Hi,

just to give a quick summary: the problem was that we had a small sample taken from a skewed distribution and we were asked the question whether the sample size is large enough to estimate the median and if not what would be the right sample size?

My idea was to use bootstrap -

1. generate samples of a given size n

2. estimate the confidence interval of the median estimates (P95-P5)

3. repeat with a slightly greater n

4. build a regression with the confidence interval width as the DV and sample size as the IV

5. use the regression to estimate the necessary sample size.
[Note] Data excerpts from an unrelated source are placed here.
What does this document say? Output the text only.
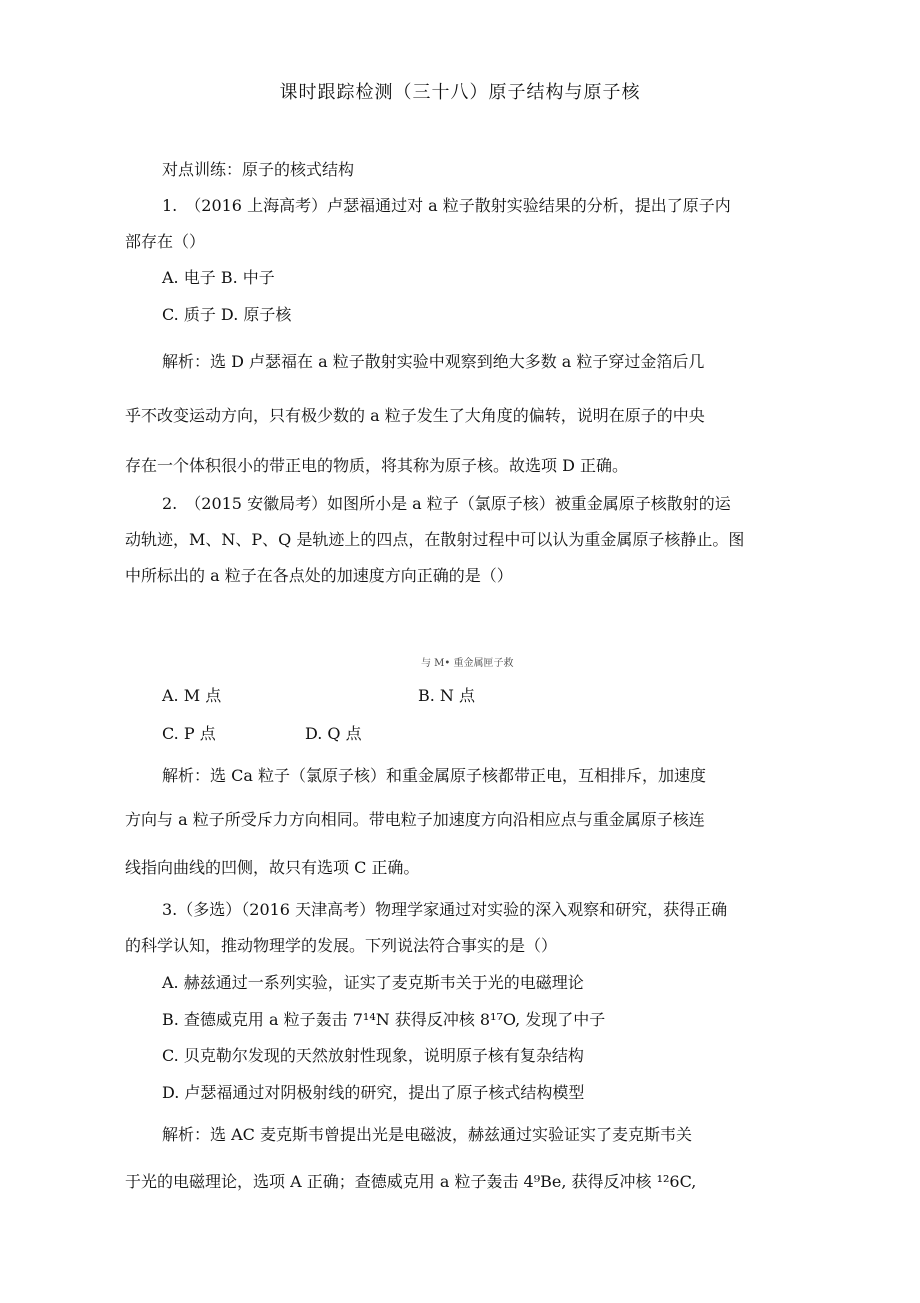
课时跟踪检测（三十八）原子结构与原子核
对点训练：原子的核式结构
1.　（2016 上海高考）卢瑟福通过对 a 粒子散射实验结果的分析，提出了原子内
部存在（）
A. 电子 B. 中子
C. 质子 D. 原子核
解析：选 D 卢瑟福在 a 粒子散射实验中观察到绝大多数 a 粒子穿过金箔后几
乎不改变运动方向，只有极少数的 a 粒子发生了大角度的偏转，说明在原子的中央
存在一个体积很小的带正电的物质，将其称为原子核。故选项 D 正确。
2.　（2015 安徽局考）如图所小是 a 粒子（氯原子核）被重金属原子核散射的运
动轨迹，M、N、P、Q 是轨迹上的四点，在散射过程中可以认为重金属原子核静止。图
中所标出的 a 粒子在各点处的加速度方向正确的是（）
与 M• 重金属匣子救
A. M 点	B. N 点
C. P 点	D. Q 点
解析：选 Ca 粒子（氯原子核）和重金属原子核都带正电，互相排斥，加速度
方向与 a 粒子所受斥力方向相同。带电粒子加速度方向沿相应点与重金属原子核连
线指向曲线的凹侧，故只有选项 C 正确。
3.（多选）（2016 天津高考）物理学家通过对实验的深入观察和研究，获得正确
的科学认知，推动物理学的发展。下列说法符合事实的是（）
A. 赫兹通过一系列实验，证实了麦克斯韦关于光的电磁理论
B. 查德威克用 a 粒子轰击 7¹⁴N 获得反冲核 8¹⁷O, 发现了中子
C. 贝克勒尔发现的天然放射性现象，说明原子核有复杂结构
D. 卢瑟福通过对阴极射线的研究，提出了原子核式结构模型
解析：选 AC 麦克斯韦曾提出光是电磁波，赫兹通过实验证实了麦克斯韦关
于光的电磁理论，选项 A 正确；查德威克用 a 粒子轰击 4⁹Be, 获得反冲核 ¹²6C,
The method seems to work in that I can see a nice shrinking of the CI width with n. The regression die not work with n as the IV because the connection is non-linear and going into saturation quite quickly (no big surprise when I think about it) R-squared of 5% . using 1/n gave much better results (R-squared almost 70%).

It tuened out that the decrease in CI width for samples about the double of wjat I actually had was not practically significant, the data being very skewed. So I simulated a data set that was veary similar to the one I had (the suggestion of Greta) , and tried the method on that set. The effect was a lot more visible, but the decrease was again quite slow (as a dependence on 1/n would suggest) . Probably a better model would give more insight in the number of samples needed, but as measurements are quite costly in our case it did not make much sense for me to pursue this further.

In summary, the idea seems to work but care must be taken with building of the model CI width vs. sample size. It might also end up with the result, that the needed sample size is completely unrealistic.

regards

rogojel